The Raptors are in "delicate" negotiations with Marathon Realty over a parcel of land for their new 22,500-seat arena previously slated toward an open space and a community service building. The Raptors now are trying to determine where that building and open space, required by the city, will be relocated. Until the issue is resolved, the deal to buy the land from Canada Post, "is in limbo." (Doug Smith, CP/Toronto GLOBE & MAIL).
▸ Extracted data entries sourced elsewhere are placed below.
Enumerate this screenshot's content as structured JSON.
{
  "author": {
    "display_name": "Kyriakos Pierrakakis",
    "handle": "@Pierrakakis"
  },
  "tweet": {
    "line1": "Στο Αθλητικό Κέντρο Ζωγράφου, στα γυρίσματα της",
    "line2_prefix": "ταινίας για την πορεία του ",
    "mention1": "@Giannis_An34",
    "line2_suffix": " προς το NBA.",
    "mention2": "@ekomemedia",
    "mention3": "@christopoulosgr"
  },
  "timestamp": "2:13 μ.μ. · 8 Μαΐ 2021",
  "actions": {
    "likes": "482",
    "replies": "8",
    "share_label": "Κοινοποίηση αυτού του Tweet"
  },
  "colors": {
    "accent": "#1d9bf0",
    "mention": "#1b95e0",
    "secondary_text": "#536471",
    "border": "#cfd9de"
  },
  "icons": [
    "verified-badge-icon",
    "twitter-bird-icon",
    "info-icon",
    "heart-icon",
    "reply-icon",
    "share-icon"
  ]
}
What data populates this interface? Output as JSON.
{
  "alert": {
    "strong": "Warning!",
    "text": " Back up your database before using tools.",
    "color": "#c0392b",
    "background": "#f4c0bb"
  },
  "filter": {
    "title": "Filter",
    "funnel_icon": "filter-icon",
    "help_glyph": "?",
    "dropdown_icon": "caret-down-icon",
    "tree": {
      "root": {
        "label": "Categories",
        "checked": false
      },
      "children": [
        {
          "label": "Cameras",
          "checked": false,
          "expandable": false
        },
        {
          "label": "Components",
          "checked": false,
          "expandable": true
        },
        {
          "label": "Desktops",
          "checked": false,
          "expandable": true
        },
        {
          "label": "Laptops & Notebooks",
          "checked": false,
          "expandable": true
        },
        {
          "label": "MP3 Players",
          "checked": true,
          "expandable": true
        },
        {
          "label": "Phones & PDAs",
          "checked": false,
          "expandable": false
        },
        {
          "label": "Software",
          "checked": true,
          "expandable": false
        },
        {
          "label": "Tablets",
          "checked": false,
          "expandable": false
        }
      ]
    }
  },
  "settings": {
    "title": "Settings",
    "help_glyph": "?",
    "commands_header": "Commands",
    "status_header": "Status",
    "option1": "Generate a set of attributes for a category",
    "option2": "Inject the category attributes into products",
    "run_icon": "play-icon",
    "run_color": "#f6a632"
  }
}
Tigers President John McHale says the team "is no longer in a financial position" to build a new ballpark without state funding, according to the DETROIT NEWS. In the past, team owner Mike Ilitch has said he would fund the $175M park with the expectation state and local governments would pay for roads, sewers, environmental cleanup and associated costs. State legislative leaders did not react enthusiastically to the new plan. House Appropriations Committee Chair Don Gilmer: "It just went from a tough sell to an impossible sell....I get as excited as anyone when Cecil Fielder towers one out of the park, but I don't feel a strong urge to provide Cecil, or the other players, with a new stadium at taxpayer expense so they can make another million in salary." Gov. John Engler says the Tigers would have to "bring the state of Michigan on as a business partner" in exchange for help on a new ballpark. Engler's press secretary, John Truscott: "If there's to be state money involved (for the stadium itself), we have to get some of the benefits, get a cut of the profits or be paid back in some way." State Rep. Maxine Berman doubts the team would get help from the state, and thinks even a metropolitan-wide referendum to decide to help pay for a ballpark would fail (Charlie Cain, DETROIT NEWS, 2/7). A DETROIT FREE-PRESS editorial states the Tigers announcement "makes it tougher to envision a politically defensible, economically sound plan for a new stadium" (2/7).
Gov. Tommy Thompson has refused to push for more Indian gaming in exchange for money that could help build a new stadium for the Brewers. However, Thompson "propped the door open" for discussions on "revenue sharing" -- having the tribes give up a share of their growing profits to the state (Steve Schultze, MILWAUKEE JOURNAL, 2/7). NO PROPERTY TAX: Milwaukee Common Council President John Kalwitz predicts any stadium financing plan that includes sizeable contributions from the city thorough increased property taxes would be "dead-on-arrival" (Nichols & Enriquez, MILWAUKEE JOURNAL, 2/7).